L'Afrique dans les romans pour la jeunesse en France et en Allemagne, 1991-2010 : les pièges de la bonne intention

Recension rédigée par Jean de La Guérivière


Pourquoi se pencher sur les romans édités en Allemagne plutôt que sur ceux publiés en Angleterre, pays qui partagea le plus l’Afrique avec la France et le Portugal ? Un peu parce que l’Allemagne prit une grande part à l’exploration de ce continent avant que sa défaite de 1918 ne mette un terme à ses ambitions de colonisateur. Beaucoup parce que l’auteure, docteure en littérature comparée de l’Université Sorbonne Nouvelle, est une Congo-luxembourgeoise parlant la langue de Bismark. Son but : sortir de l’étude des romans coloniaux, oublier « la référence systématiquement citée » qu’a été Tintin au Congo dans la bande dessinée, pour examiner la production actuelle. Production caractérisée par la volonté de se distancer de l’héritage colonial et de « favoriser l’entente interculturelle » entre jeunes Européens et Africains, au risque de tomber dans « les pièges de la bonne intention » – sous-titre de l’ouvrage.

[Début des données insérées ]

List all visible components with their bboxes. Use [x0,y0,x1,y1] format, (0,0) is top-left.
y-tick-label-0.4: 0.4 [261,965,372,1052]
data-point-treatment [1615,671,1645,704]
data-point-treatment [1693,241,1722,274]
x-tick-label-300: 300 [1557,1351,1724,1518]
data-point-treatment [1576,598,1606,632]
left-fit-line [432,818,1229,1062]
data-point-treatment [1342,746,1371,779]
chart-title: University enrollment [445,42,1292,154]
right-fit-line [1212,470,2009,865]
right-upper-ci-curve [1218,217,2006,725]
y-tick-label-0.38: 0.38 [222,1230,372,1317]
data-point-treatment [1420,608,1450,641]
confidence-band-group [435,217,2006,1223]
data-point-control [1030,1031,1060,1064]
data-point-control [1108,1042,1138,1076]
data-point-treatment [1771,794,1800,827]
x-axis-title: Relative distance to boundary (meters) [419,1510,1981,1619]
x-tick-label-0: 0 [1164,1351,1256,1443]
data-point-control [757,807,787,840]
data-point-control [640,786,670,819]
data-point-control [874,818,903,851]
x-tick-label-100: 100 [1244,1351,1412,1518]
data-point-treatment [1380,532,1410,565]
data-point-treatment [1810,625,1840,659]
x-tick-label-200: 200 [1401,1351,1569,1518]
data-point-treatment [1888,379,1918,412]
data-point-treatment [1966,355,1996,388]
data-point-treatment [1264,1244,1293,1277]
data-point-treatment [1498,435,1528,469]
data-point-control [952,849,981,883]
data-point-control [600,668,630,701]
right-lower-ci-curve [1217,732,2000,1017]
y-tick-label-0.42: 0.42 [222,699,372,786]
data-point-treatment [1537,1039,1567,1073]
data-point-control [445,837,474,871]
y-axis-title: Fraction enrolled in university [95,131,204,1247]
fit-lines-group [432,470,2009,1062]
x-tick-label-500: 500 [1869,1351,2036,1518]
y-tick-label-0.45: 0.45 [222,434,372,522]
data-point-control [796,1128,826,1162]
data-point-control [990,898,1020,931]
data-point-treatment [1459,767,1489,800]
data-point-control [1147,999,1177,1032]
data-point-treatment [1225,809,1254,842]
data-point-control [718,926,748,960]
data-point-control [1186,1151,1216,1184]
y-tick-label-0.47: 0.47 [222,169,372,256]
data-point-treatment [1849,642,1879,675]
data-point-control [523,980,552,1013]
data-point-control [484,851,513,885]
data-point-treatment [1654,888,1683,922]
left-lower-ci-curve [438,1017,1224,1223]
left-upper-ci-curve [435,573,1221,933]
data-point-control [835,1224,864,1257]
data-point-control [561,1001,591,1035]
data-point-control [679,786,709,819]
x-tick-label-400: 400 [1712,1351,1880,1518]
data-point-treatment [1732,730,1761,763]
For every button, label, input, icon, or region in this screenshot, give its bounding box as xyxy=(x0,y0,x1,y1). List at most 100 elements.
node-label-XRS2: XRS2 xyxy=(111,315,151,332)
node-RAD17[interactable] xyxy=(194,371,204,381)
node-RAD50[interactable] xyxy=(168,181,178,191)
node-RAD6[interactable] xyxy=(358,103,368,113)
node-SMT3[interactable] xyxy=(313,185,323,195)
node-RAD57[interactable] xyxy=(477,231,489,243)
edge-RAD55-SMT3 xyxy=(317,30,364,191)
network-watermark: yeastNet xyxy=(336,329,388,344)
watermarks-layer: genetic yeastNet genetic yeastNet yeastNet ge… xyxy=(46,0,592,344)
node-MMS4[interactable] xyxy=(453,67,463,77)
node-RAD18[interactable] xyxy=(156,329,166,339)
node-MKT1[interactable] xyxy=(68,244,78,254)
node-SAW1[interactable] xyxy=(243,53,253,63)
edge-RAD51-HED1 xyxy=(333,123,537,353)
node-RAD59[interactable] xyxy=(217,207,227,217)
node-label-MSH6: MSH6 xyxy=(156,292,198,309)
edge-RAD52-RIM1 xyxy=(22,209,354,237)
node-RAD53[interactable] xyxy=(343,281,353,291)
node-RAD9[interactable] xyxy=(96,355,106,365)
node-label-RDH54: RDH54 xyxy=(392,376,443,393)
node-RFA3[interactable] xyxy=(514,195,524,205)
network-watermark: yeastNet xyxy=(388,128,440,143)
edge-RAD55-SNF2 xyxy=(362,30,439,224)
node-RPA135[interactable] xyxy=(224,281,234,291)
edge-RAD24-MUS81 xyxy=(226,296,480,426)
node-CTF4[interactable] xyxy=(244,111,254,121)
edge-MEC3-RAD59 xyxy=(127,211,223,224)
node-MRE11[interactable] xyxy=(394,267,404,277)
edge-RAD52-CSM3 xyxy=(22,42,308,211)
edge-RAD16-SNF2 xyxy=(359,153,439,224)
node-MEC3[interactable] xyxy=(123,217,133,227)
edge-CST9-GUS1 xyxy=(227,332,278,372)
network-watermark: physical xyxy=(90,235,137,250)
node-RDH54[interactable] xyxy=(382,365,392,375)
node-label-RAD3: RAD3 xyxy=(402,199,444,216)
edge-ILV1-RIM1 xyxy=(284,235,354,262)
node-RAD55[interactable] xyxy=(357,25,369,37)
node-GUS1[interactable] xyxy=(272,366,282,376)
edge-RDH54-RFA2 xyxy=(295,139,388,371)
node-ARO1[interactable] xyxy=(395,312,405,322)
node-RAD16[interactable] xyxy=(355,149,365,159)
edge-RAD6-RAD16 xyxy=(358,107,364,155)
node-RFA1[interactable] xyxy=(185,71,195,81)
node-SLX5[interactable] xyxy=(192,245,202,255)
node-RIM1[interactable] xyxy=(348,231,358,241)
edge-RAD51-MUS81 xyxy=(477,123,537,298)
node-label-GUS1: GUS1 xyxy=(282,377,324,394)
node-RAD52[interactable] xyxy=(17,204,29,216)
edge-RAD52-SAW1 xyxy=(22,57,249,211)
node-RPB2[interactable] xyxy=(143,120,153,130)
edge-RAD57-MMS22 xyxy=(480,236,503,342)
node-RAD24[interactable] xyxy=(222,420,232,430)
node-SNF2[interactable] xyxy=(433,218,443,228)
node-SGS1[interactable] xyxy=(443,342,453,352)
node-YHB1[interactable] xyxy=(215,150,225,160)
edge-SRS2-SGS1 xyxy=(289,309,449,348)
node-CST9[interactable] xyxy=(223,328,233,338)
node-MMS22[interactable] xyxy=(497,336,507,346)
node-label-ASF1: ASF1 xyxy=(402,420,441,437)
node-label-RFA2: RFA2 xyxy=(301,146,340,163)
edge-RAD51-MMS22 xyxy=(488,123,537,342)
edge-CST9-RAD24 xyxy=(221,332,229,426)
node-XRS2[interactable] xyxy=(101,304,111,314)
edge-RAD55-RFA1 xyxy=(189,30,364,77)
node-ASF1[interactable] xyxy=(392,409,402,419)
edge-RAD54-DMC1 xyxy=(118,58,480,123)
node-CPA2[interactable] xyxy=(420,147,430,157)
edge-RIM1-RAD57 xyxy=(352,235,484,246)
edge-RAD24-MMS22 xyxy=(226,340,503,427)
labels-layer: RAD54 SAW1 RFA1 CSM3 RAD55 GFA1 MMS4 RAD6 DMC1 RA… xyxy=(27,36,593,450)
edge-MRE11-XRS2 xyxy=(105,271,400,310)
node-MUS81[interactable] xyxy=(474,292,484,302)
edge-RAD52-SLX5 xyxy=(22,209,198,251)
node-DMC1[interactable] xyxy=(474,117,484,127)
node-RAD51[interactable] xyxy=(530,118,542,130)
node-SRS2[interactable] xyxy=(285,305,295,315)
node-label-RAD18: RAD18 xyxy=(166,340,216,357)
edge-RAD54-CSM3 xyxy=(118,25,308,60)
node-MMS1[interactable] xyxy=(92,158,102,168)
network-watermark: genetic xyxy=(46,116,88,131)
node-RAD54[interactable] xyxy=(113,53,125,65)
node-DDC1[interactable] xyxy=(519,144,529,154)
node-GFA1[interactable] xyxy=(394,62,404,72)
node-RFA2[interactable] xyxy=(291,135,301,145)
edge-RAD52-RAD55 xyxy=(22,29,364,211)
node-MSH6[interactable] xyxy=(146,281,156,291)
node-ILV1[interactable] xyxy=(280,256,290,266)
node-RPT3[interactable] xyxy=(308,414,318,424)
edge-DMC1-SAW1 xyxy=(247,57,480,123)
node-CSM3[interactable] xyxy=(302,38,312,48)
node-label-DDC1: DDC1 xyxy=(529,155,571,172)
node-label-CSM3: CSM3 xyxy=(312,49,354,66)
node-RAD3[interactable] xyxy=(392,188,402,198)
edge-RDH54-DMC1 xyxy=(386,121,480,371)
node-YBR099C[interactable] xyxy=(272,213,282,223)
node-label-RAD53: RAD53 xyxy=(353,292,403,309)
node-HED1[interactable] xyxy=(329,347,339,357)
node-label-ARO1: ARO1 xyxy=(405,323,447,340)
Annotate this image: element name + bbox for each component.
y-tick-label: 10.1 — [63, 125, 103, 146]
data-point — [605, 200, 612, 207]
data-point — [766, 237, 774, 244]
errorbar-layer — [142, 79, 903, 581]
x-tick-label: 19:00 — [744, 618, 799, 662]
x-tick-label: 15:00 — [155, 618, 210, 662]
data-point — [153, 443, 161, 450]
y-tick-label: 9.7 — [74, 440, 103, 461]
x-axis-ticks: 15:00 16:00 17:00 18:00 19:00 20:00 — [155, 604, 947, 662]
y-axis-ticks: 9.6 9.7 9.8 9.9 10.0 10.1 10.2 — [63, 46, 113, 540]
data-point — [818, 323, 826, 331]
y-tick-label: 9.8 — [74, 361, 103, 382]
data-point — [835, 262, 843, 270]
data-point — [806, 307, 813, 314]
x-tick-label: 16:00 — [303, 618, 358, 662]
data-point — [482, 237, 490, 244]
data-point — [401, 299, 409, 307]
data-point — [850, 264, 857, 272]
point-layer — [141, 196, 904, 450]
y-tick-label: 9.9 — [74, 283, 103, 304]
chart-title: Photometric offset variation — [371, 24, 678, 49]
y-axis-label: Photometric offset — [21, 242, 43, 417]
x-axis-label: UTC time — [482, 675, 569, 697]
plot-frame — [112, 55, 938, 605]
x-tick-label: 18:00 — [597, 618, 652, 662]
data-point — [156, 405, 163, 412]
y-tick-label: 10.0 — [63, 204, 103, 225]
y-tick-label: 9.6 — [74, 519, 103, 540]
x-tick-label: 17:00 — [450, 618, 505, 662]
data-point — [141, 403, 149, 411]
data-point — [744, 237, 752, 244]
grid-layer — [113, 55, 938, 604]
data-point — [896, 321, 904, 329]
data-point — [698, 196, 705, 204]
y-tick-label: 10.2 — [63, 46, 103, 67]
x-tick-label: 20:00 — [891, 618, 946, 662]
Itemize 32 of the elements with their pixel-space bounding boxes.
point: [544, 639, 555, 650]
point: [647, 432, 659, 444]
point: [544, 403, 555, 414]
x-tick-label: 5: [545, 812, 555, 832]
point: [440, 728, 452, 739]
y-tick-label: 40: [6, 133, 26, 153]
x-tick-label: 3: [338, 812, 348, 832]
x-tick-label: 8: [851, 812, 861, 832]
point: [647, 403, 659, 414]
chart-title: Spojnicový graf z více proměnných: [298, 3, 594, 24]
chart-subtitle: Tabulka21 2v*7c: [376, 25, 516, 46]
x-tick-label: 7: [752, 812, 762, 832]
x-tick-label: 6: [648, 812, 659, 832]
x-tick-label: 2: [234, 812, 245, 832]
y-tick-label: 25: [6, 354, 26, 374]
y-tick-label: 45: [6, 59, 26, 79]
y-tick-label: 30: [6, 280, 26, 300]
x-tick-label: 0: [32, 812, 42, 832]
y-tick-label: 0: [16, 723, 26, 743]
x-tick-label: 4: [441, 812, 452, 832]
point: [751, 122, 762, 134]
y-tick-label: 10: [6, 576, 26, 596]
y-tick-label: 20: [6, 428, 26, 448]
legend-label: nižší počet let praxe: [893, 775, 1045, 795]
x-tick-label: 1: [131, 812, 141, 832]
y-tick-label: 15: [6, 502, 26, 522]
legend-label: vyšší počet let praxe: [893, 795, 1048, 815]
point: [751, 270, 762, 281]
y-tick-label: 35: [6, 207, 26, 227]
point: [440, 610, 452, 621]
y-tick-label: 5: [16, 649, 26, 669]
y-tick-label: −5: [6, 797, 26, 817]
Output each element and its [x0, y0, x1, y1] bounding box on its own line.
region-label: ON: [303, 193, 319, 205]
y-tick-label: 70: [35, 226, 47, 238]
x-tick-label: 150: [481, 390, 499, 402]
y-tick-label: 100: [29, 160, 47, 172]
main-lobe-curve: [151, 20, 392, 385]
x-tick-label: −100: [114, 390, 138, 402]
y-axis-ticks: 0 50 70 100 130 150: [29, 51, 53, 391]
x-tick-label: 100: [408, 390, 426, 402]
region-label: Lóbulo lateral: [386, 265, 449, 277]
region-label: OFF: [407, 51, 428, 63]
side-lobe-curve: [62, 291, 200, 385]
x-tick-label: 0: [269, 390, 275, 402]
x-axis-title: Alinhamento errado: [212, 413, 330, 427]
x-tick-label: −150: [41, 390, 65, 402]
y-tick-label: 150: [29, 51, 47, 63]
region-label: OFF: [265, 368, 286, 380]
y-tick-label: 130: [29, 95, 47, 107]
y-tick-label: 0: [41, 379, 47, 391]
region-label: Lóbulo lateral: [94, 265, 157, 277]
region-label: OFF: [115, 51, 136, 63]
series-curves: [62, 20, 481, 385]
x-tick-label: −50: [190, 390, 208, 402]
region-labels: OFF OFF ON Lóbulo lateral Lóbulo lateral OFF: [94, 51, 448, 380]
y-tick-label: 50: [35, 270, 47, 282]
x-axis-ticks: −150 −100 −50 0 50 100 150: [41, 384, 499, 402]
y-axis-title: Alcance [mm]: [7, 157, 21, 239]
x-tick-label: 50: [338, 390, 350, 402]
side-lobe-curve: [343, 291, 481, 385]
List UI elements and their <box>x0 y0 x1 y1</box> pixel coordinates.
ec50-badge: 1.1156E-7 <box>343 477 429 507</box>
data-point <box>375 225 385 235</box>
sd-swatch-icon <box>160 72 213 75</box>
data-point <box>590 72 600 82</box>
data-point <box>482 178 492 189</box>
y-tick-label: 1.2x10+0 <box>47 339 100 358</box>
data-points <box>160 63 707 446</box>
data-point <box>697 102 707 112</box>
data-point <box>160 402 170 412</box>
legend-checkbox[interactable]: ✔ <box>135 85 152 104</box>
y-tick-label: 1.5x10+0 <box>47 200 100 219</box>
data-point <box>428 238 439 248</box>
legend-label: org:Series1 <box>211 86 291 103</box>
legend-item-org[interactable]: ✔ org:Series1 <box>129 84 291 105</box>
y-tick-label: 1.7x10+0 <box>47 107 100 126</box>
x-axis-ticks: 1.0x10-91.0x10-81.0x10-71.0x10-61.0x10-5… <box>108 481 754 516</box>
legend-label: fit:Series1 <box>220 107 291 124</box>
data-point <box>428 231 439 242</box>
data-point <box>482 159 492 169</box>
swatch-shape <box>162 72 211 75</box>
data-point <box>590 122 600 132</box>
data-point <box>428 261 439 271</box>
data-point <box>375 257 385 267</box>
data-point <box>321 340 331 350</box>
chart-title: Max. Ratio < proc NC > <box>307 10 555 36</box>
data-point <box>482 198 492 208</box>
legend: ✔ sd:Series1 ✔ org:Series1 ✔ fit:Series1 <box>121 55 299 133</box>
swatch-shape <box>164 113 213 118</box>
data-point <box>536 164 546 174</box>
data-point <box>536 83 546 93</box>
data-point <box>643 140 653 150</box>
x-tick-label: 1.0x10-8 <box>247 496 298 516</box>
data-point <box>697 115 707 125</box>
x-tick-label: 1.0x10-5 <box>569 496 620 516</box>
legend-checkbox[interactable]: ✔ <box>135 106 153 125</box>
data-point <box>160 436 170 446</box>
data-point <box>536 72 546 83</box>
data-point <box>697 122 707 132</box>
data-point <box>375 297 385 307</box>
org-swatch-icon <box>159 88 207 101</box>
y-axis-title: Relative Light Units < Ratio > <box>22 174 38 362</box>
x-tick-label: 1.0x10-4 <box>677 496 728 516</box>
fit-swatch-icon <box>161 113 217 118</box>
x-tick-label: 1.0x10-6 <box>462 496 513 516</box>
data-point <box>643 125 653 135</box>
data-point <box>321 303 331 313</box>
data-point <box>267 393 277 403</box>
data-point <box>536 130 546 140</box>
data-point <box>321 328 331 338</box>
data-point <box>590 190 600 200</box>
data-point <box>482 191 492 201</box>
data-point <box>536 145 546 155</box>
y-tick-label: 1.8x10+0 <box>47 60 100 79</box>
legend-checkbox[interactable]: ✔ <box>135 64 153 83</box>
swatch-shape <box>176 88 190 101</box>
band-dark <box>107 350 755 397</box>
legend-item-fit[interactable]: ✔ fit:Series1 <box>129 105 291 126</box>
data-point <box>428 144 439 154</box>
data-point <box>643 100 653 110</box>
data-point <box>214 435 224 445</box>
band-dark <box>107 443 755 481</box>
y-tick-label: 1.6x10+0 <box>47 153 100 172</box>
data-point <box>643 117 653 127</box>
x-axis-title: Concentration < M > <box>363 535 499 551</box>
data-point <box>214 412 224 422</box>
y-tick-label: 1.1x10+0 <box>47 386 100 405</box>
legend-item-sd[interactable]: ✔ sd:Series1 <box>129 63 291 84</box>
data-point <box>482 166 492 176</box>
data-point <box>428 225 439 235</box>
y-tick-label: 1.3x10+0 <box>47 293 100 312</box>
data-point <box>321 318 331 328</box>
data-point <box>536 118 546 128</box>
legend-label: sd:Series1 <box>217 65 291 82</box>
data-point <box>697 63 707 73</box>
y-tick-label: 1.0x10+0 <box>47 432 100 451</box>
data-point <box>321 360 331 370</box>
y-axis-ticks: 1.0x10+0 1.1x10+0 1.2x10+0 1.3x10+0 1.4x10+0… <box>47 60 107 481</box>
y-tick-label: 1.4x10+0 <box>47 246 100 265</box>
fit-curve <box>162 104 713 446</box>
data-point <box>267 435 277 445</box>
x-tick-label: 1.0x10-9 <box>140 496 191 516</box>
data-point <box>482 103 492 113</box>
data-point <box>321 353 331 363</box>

« J’ai lu tous les romans pour la jeunesse dans les bibliothèques municipales de Paris correspondant au mot-clé Afrique », assure Mme Malanda. Elle a beaucoup puisé dans les catalogues papier et en ligne des maisons d’édition allemandes vendant des romans « destinés à des lecteurs et lectrices de six à vingt ans ». Plusieurs tendances se dégagent de cette littérature. Il y a « les aventures humanitaires, dans lesquelles les héros venus d’Europe volent au secours des populations d’Afrique ou du ‘’tiers-monde’’ en général ». Il y a les romans de repentance où « la colonisation est montrée comme une action ayant porté atteinte à la nature et aux animaux sauvages ».  Ainsi lit-on dans Safari Nature, œuvred’Elisabeth Laird publiée par Gallimard Jeunesse et en « Folio junior » : « Tout était couvert de forêts ici, avant l’arrivée des Blancs. Ils ont abattu des arbres et construit des fermes. Ils organisaient de grandes chasses à l’éléphant et leurs amis venaient d’Europe, de l’argent plein les poches, pour s’amuser à tuer les éléphants. »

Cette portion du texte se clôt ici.